I felt most relaxed when I painted around Christmas (I did not know the forum then) very small format cards, so max 15x12cm about size. I knew: 1. paper no matter if it's nothing. still have so much paper to make cards. 2. waste of paint: no, so small pictures - little material. 3. you can throw them away if they have become nothing - no matter. 4. you don't have to give them to anyone. 5. do small experiments, duudle, christmas trees, snowflakes, etc..  I had taken away all fears, with the small format - and had the greatest desire to try out different things - and most "Kärtli" are actually even good enough to give away:) What also reassures me: color swatches to create! No idea why, but it calms me immensely. It's like painting a mandala: think nothing of it, just color in the squares:) hihi Translated with www.DeepL.com/Translator (free version)
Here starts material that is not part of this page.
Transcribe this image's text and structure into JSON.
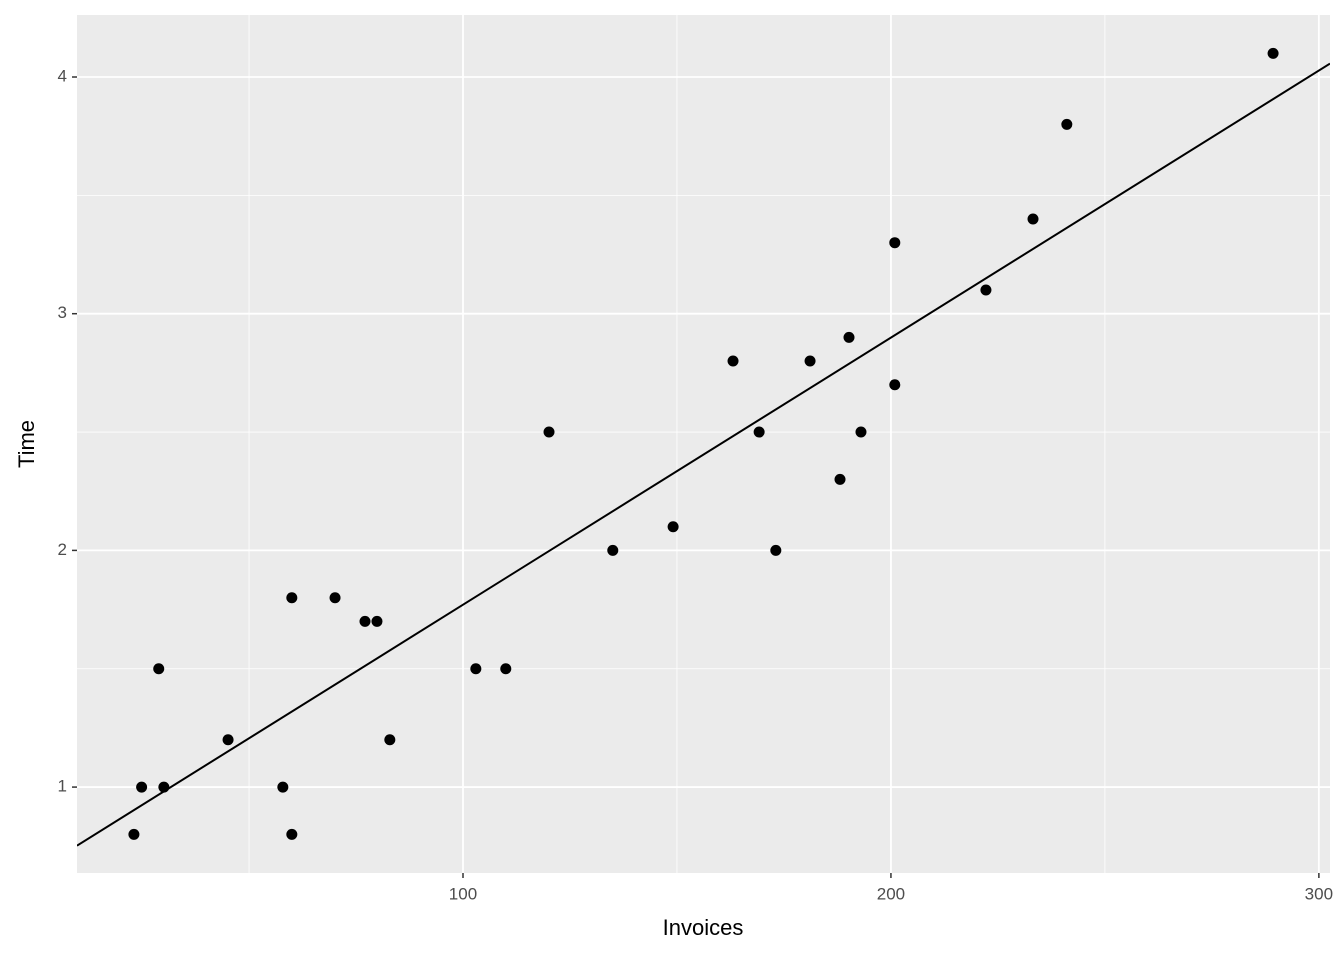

Well a big thanks to everyone for joining int he thread , I though it would be one of those that disappear without any comments. It’s really interesting to hear what people feel and experience when they paint . Like Denise I find it totally absorbing when I’m sat there with a brush or pencil, time just melts away , I tend to forget aches and pains to be honest I forget what’s going on around me. I started painting when I was recovering from a spinal injury, despite the difficulty of physically doing anything I found it relaxing even back. When I work in daycare I used art group as a means of relaxing for  mental health clients and learning disability. I do think that if you can relax when you paint you get a better result , it somehow shows in your work thst leads to another question, is it the painting that  relaxes you and you het a better result or is it been relaxed that creates a better painting. I bet there is no real answer to that . 

Edited
by Paul (Dixie) Dean

Very interesting to read what everyone says..I'm quite an anxious person and I find that painting as well as being outdoors (sometimes both at the same time!) are when I feel most relaxed. I'm a bit of a panicker over finding time to fit it all in... but it's no good if you then feel too uptight to paint! It's a bit of a cycle I think which ties in with your last question Paul. As for subjects I agree that familiarity with a subject can help you get into the 'zone' as it were - for me my most comfortable subjects are probably trees and water. Like others have said it's good to get out of your comfort zone too, even if it's just by switching medium.